Title : Explainable Ai based dilated convolutional self-attention based bidirectional gated network for epilepsy seizure detection
Abstract:
Epilepsy affects 50 million people worldwide and has a significant influence on their quality of life. Epilepsy prevalence varies depending on a variety of conditions, although it is more frequent in underdeveloped countries. This underscores the crucial need for advances in treatment and prevention approaches to improve people's quality of life around the world. Therefore, the proposed study introduces a novel Explainable AI (XAI) based hybrid deep learning model for detecting epilepsy seizures. The most important processes in this study are collecting data, pre-processing, extracting features, and detection. Initially, input EEG signals are acquired from a publicly available dataset, then pre-processing is performed to improve signal quality by removing artifacts using the Windowing-based Modified Notch Impulse Response Filter (WMNIRF) approach.
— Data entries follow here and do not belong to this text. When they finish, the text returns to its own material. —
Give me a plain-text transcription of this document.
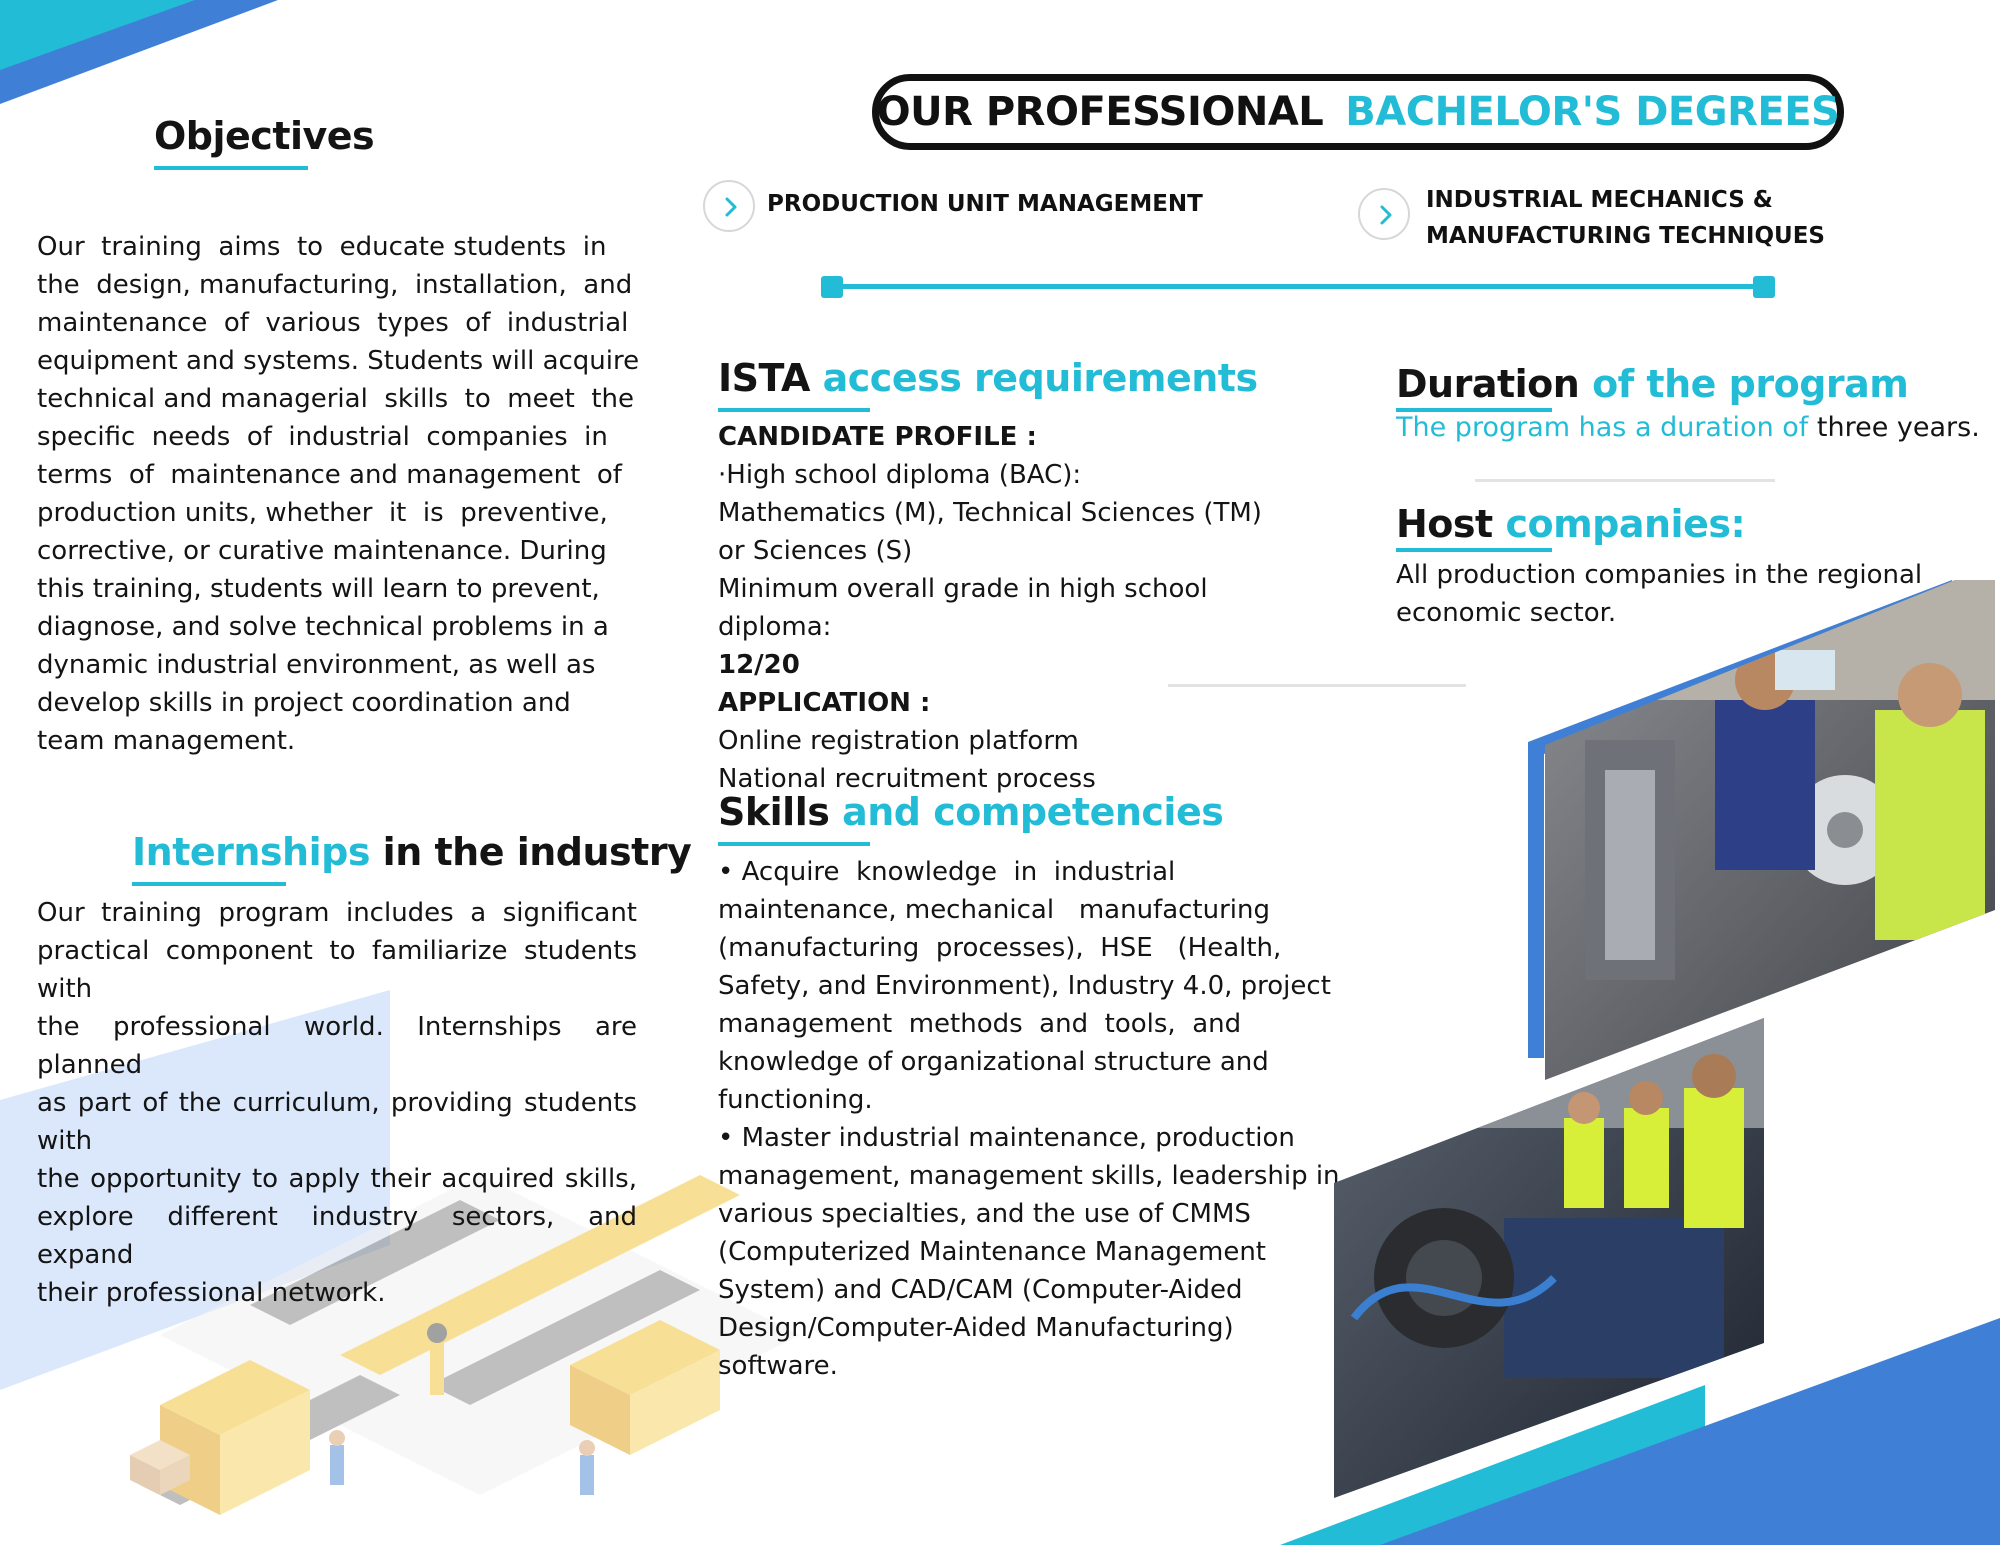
Objectives
Our  training  aims  to  educate students  in
the  design, manufacturing,  installation,  and
maintenance  of  various  types  of  industrial
equipment and systems. Students will acquire
technical and managerial  skills  to  meet  the
specific  needs  of  industrial  companies  in
terms  of  maintenance and management  of
production units, whether  it  is  preventive,
corrective, or curative maintenance. During
this training, students will learn to prevent,
diagnose, and solve technical problems in a
dynamic industrial environment, as well as
develop skills in project coordination and
team management.
Internships in the industry
Our training program includes a significant
practical component to familiarize students with
the professional world. Internships are planned
as part of the curriculum, providing students with
the opportunity to apply their acquired skills,
explore different industry sectors, and expand
their professional network.
OUR PROFESSIONAL BACHELOR'S DEGREES
PRODUCTION UNIT MANAGEMENT	INDUSTRIAL MECHANICS &
MANUFACTURING TECHNIQUES
ISTA access requirements
CANDIDATE PROFILE :
·High school diploma (BAC):
Mathematics (M), Technical Sciences (TM)
or Sciences (S)
Minimum overall grade in high school diploma:
12/20
APPLICATION :
Online registration platform
National recruitment process
Skills and competencies
• Acquire  knowledge  in  industrial
maintenance, mechanical   manufacturing
(manufacturing  processes),  HSE   (Health,
Safety, and Environment), Industry 4.0, project
management  methods  and  tools,  and
knowledge of organizational structure and
functioning.
• Master industrial maintenance, production
management, management skills, leadership in
various specialties, and the use of CMMS
(Computerized Maintenance Management
System) and CAD/CAM (Computer-Aided
Design/Computer-Aided Manufacturing)
software.
Duration of the program
The program has a duration of three years.
Host companies:
All production companies in the regional
economic sector.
Then, the necessary features are extracted in the feature extracted stage using an Improved Pseudo-Wigner Ville Distribution (IPWVD) and Extended Fast Fourier Transform (EFFT) methods. From the extracted features, the most optimal feature sets are selected to reduce the feature dimensionality problem using Maximum Information Coefficient based Frilled Lizard Optimization (MIC-FLO) approach. Finally, based on the selected features, the epilepsy seizures are detected by proposing a novel Dilated Convolutional Self-Attention based Bidirectional Gated Network (DC-SA-BiGN) model. Finally, for making the proposed deep learning based detection model as more interpretable, Shapley Additive Explanations (SHAP) is utilized and it can analyse the features that more necessary for seizure detection. In addition, the proposed model attain accuracy of 96%, precision of 97%, recall of 96%, and specificity of 96%.